I’m not too sure we did. In front of me is a receipt from Rona Home and Garden dated 1/05/08. This could be for January 5, 2008, May 1, 2008 or even two dates in 2001. I’m excluding the two formats where year is in the middle, as these could be considered goofy. But they wouldn’t be the only goofy thing in Canadian date formatting.

Rona is one of many organizations whose printed dates are unclear. Looking at over 50 documents from about 40 different organizations, only about 25 per cent had printed dates that were completely unambiguous. The saddest part was that close to 40 per cent of them used only two digits for the year. After all the work done for Y2K to make sure that years are internally stored with four digits, this is a distressing situation. Didn’t we learn that showing years by two digits outside the computer is equally as confusing as internal storage using two digits?
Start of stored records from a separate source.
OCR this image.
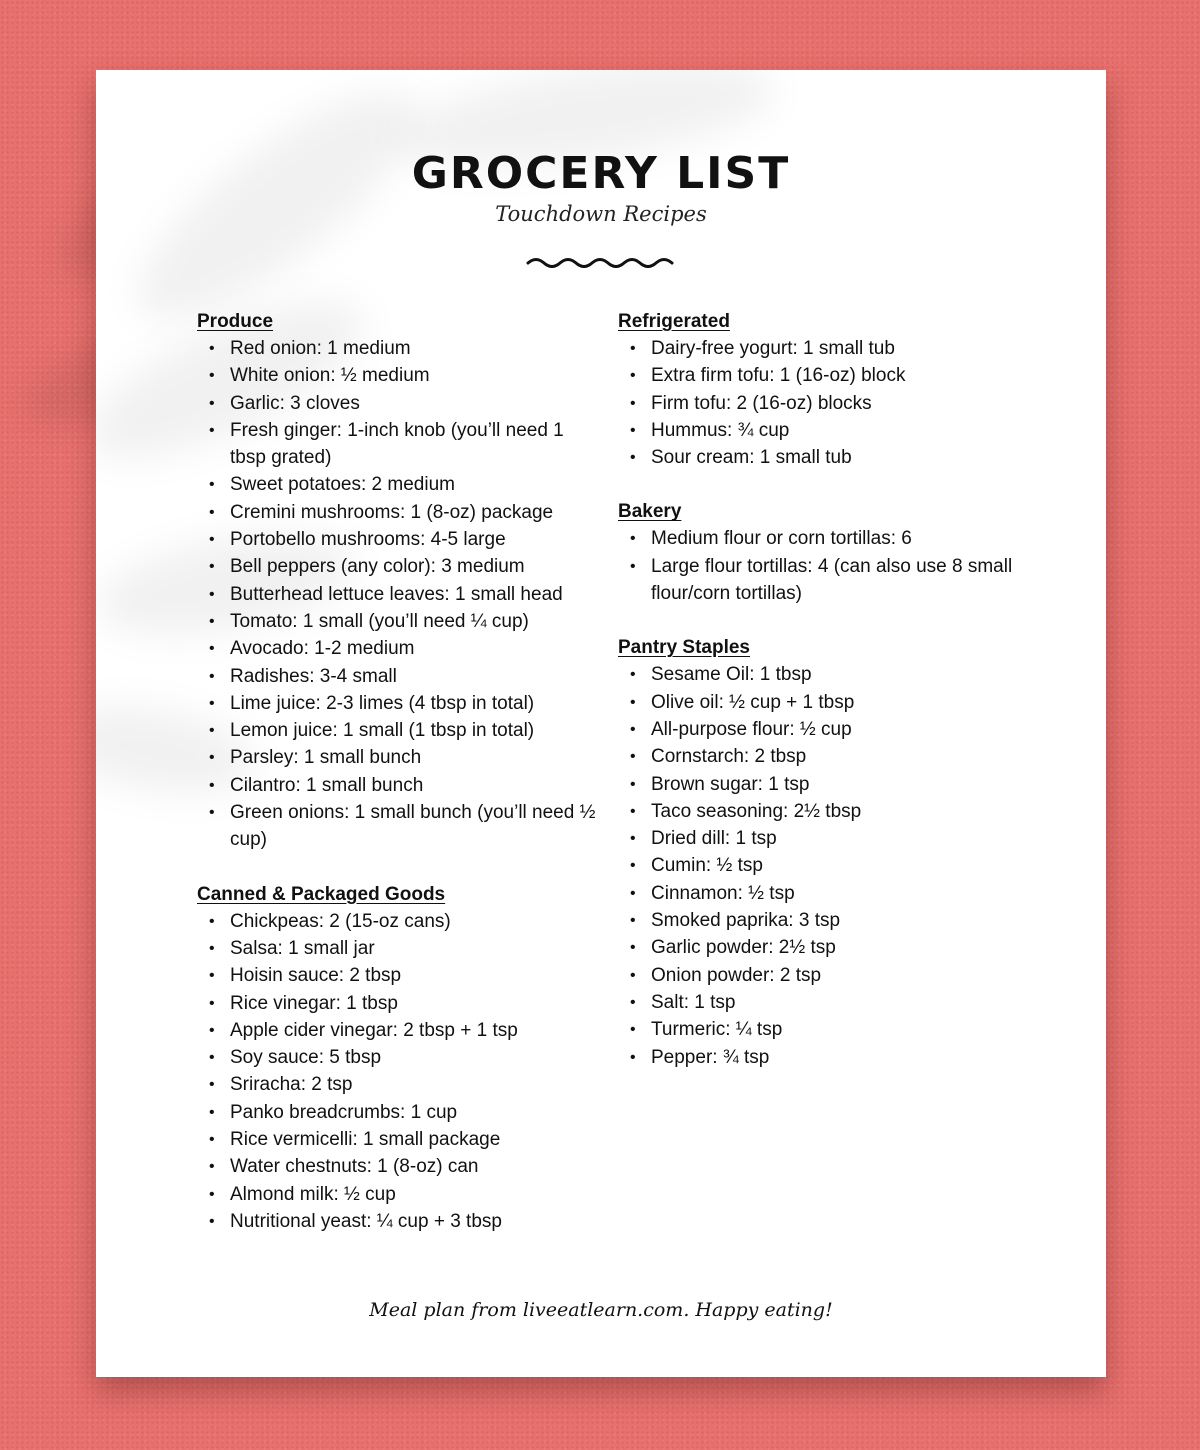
GROCERY LIST
Touchdown Recipes
Produce
• Red onion: 1 medium
• White onion: ½ medium
• Garlic: 3 cloves
• Fresh ginger: 1-inch knob (you’ll need 1 tbsp grated)
• Sweet potatoes: 2 medium
• Cremini mushrooms: 1 (8-oz) package
• Portobello mushrooms: 4-5 large
• Bell peppers (any color): 3 medium
• Butterhead lettuce leaves: 1 small head
• Tomato: 1 small (you’ll need ¼ cup)
• Avocado: 1-2 medium
• Radishes: 3-4 small
• Lime juice: 2-3 limes (4 tbsp in total)
• Lemon juice: 1 small (1 tbsp in total)
• Parsley: 1 small bunch
• Cilantro: 1 small bunch
• Green onions: 1 small bunch (you’ll need ½ cup)
Canned & Packaged Goods
• Chickpeas: 2 (15-oz cans)
• Salsa: 1 small jar
• Hoisin sauce: 2 tbsp
• Rice vinegar: 1 tbsp
• Apple cider vinegar: 2 tbsp + 1 tsp
• Soy sauce: 5 tbsp
• Sriracha: 2 tsp
• Panko breadcrumbs: 1 cup
• Rice vermicelli: 1 small package
• Water chestnuts: 1 (8-oz) can
• Almond milk: ½ cup
• Nutritional yeast: ¼ cup + 3 tbsp
Refrigerated
• Dairy-free yogurt: 1 small tub
• Extra firm tofu: 1 (16-oz) block
• Firm tofu: 2 (16-oz) blocks
• Hummus: ¾ cup
• Sour cream: 1 small tub
Bakery
• Medium flour or corn tortillas: 6
• Large flour tortillas: 4 (can also use 8 small flour/corn tortillas)
Pantry Staples
• Sesame Oil: 1 tbsp
• Olive oil: ½ cup + 1 tbsp
• All-purpose flour: ½ cup
• Cornstarch: 2 tbsp
• Brown sugar: 1 tsp
• Taco seasoning: 2½ tbsp
• Dried dill: 1 tsp
• Cumin: ½ tsp
• Cinnamon: ½ tsp
• Smoked paprika: 3 tsp
• Garlic powder: 2½ tsp
• Onion powder: 2 tsp
• Salt: 1 tsp
• Turmeric: ¼ tsp
• Pepper: ¾ tsp
Meal plan from liveeatlearn.com. Happy eating!
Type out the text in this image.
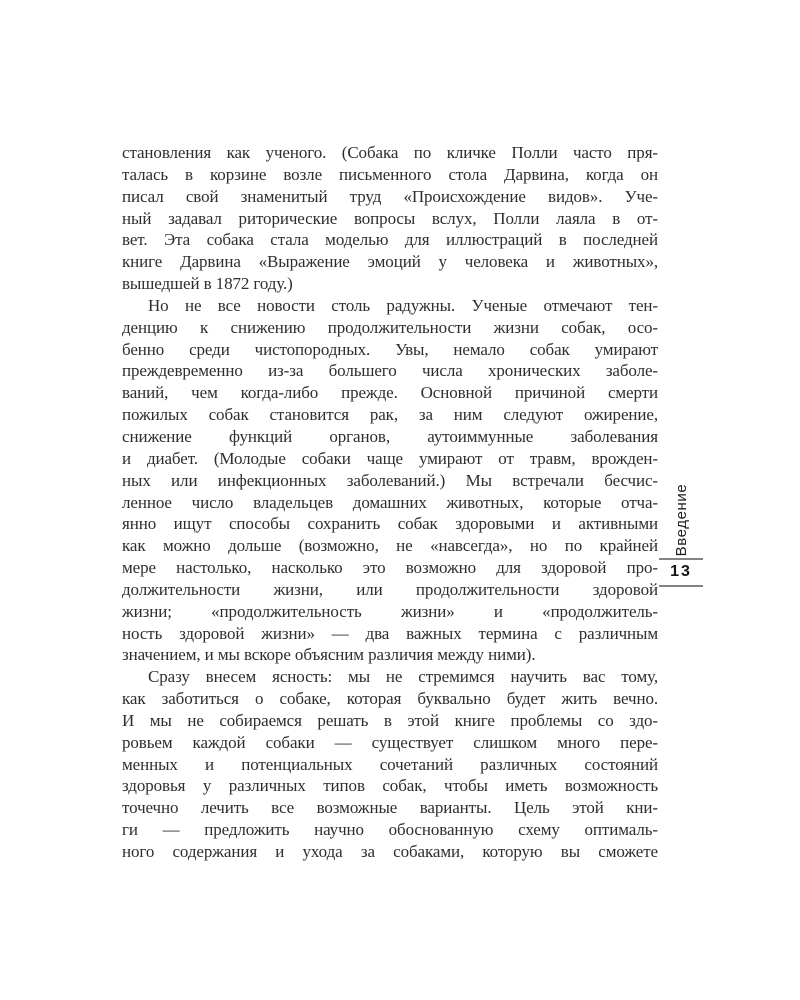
становления как ученого. (Собака по кличке Полли часто пря-
талась в корзине возле письменного стола Дарвина, когда он
писал свой знаменитый труд «Происхождение видов». Уче-
ный задавал риторические вопросы вслух, Полли лаяла в от-
вет. Эта собака стала моделью для иллюстраций в последней
книге Дарвина «Выражение эмоций у человека и животных»,
вышедшей в 1872 году.)
Но не все новости столь радужны. Ученые отмечают тен-
денцию к снижению продолжительности жизни собак, осо-
бенно среди чистопородных. Увы, немало собак умирают
преждевременно из-за большего числа хронических заболе-
ваний, чем когда-либо прежде. Основной причиной смерти
пожилых собак становится рак, за ним следуют ожирение,
снижение функций органов, аутоиммунные заболевания
и диабет. (Молодые собаки чаще умирают от травм, врожден-
ных или инфекционных заболеваний.) Мы встречали бесчис-
ленное число владельцев домашних животных, которые отча-
янно ищут способы сохранить собак здоровыми и активными
как можно дольше (возможно, не «навсегда», но по крайней
мере настолько, насколько это возможно для здоровой про-
должительности жизни, или продолжительности здоровой
жизни; «продолжительность жизни» и «продолжитель-
ность здоровой жизни» — два важных термина с различным
значением, и мы вскоре объясним различия между ними).
Сразу внесем ясность: мы не стремимся научить вас тому,
как заботиться о собаке, которая буквально будет жить вечно.
И мы не собираемся решать в этой книге проблемы со здо-
ровьем каждой собаки — существует слишком много пере-
менных и потенциальных сочетаний различных состояний
здоровья у различных типов собак, чтобы иметь возможность
точечно лечить все возможные варианты. Цель этой кни-
ги — предложить научно обоснованную схему оптималь-
ного содержания и ухода за собаками, которую вы сможете
Введение
13
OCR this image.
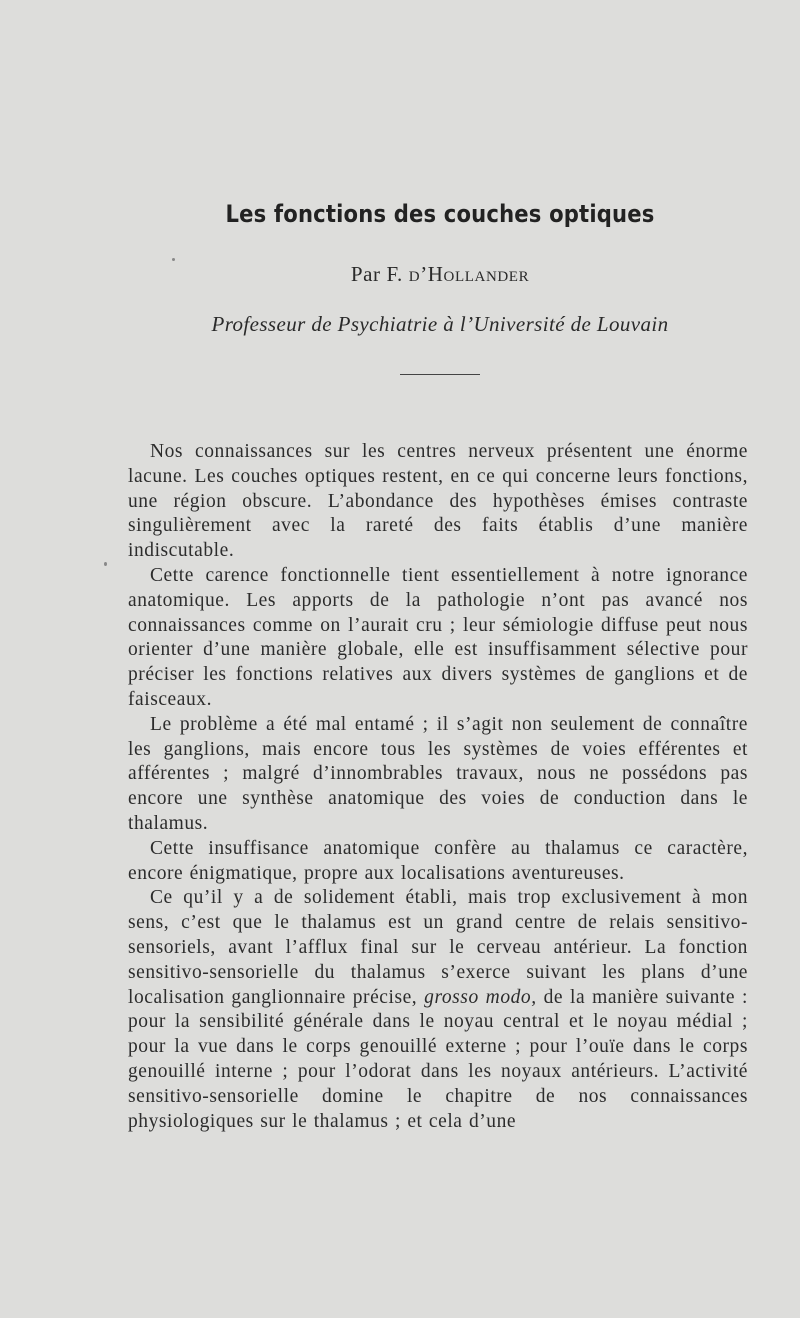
Les fonctions des couches optiques
Par F. d’Hollander
Professeur de Psychiatrie à l’Université de Louvain

Nos connaissances sur les centres nerveux présentent une énorme lacune. Les couches optiques restent, en ce qui concerne leurs fonctions, une région obscure. L’abondance des hypothèses émises contraste singulièrement avec la rareté des faits établis d’une manière indiscutable.

Cette carence fonctionnelle tient essentiellement à notre ignorance anatomique. Les apports de la pathologie n’ont pas avancé nos connaissances comme on l’aurait cru ; leur sémiologie diffuse peut nous orienter d’une manière globale, elle est insuffisamment sélective pour préciser les fonctions relatives aux divers systèmes de ganglions et de faisceaux.

Le problème a été mal entamé ; il s’agit non seulement de connaître les ganglions, mais encore tous les systèmes de voies efférentes et afférentes ; malgré d’innombrables travaux, nous ne possédons pas encore une synthèse anatomique des voies de conduction dans le thalamus.

Cette insuffisance anatomique confère au thalamus ce caractère, encore énigmatique, propre aux localisations aventureuses.

Ce qu’il y a de solidement établi, mais trop exclusivement à mon sens, c’est que le thalamus est un grand centre de relais sensitivo-sensoriels, avant l’afflux final sur le cerveau antérieur. La fonction sensitivo-sensorielle du thalamus s’exerce suivant les plans d’une localisation ganglionnaire précise, grosso modo, de la manière suivante : pour la sensibilité générale dans le noyau central et le noyau médial ; pour la vue dans le corps genouillé externe ; pour l’ouïe dans le corps genouillé interne ; pour l’odorat dans les noyaux antérieurs. L’activité sensitivo-sensorielle domine le chapitre de nos connaissances physiologiques sur le thalamus ; et cela d’une
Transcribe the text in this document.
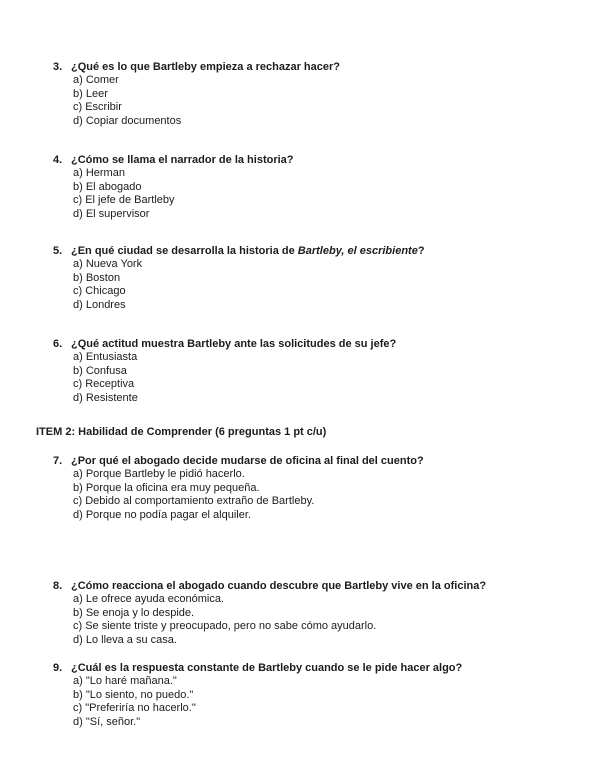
3. ¿Qué es lo que Bartleby empieza a rechazar hacer?
a) Comer
b) Leer
c) Escribir
d) Copiar documentos
4. ¿Cómo se llama el narrador de la historia?
a) Herman
b) El abogado
c) El jefe de Bartleby
d) El supervisor
5. ¿En qué ciudad se desarrolla la historia de Bartleby, el escribiente?
a) Nueva York
b) Boston
c) Chicago
d) Londres
6. ¿Qué actitud muestra Bartleby ante las solicitudes de su jefe?
a) Entusiasta
b) Confusa
c) Receptiva
d) Resistente
ITEM 2: Habilidad de Comprender (6 preguntas 1 pt c/u)
7. ¿Por qué el abogado decide mudarse de oficina al final del cuento?
a) Porque Bartleby le pidió hacerlo.
b) Porque la oficina era muy pequeña.
c) Debido al comportamiento extraño de Bartleby.
d) Porque no podía pagar el alquiler.
8. ¿Cómo reacciona el abogado cuando descubre que Bartleby vive en la oficina?
a) Le ofrece ayuda económica.
b) Se enoja y lo despide.
c) Se siente triste y preocupado, pero no sabe cómo ayudarlo.
d) Lo lleva a su casa.
9. ¿Cuál es la respuesta constante de Bartleby cuando se le pide hacer algo?
a) "Lo haré mañana."
b) "Lo siento, no puedo."
c) "Preferiría no hacerlo."
d) "Sí, señor."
Lack of clarity isn’t the only date issue. So are date formats. Some firms, including Canadian Tire, Cineplex Odeon and RBC Royal Bank use different formats on different documents. The Calgary Co-op uses four different formats. The Calgary Airport saved a few cents on toner cost by not including the year on its parking receipt. The documents I looked at were retail receipts, financial statements and a few government issued documents. For retail purchases, a correct date may be needed for warranty and return reasons. You bought something about six months ago where the warranty is for six months. It would be most beneficial to know from your receipt which month it was actually bought in.

The employee who travels a lot and gets behind on his travel expense claim looks at a receipt and asks,“Was this for a meal in Ottawa in March or in April?”

The dishonest business owner or accountant who realizes the date ambiguity thinks, “Should I write these expenses off in a different year than when they were incurred, so that I can get some tax benefits?”

Have accountants and auditors been aggressively pointing out the potential problems here? There are four different ways we can write dates, excluding the ‘goofy’ ones that have the year in the middle — Y/M/D; Y/D/M; D/M/Y and M/D/Y. In the documents I looked at, the most common form was M/D/Y, but this was for only 50 per cent of the documents. About 22 per cent and 28 per cent used Y/M/D and D/M/Y respectively.

There were none using the Y/D/M format.

While we are working out what we should do in Canada, we need to acknowledge that clarity is nearer to God than international standardization. To make a major improvement quickly, two rules regarding dates could be universally followed:

• All years in four digits

• All months in letters not numbers. Three characters is sufficient; i.e. JAN, FEB, etc.

If we follow these rules, the order doesn’t matter. Of course, being Canada, the second rule raises the French/English issue. But we’ve coped with similar problems in so many ways, I’m sure we can cope with this.

Y2K only solved half the computer date problem. We still need to solve the other part — the external presentation of dates. We have a mess which leads to confusion and potentially more serious problems.

The ISO standard doesn’t have sufficient acceptance that we should feel bound to follow it. We should start by ensuring clarity by using four digits for years and three letters for months.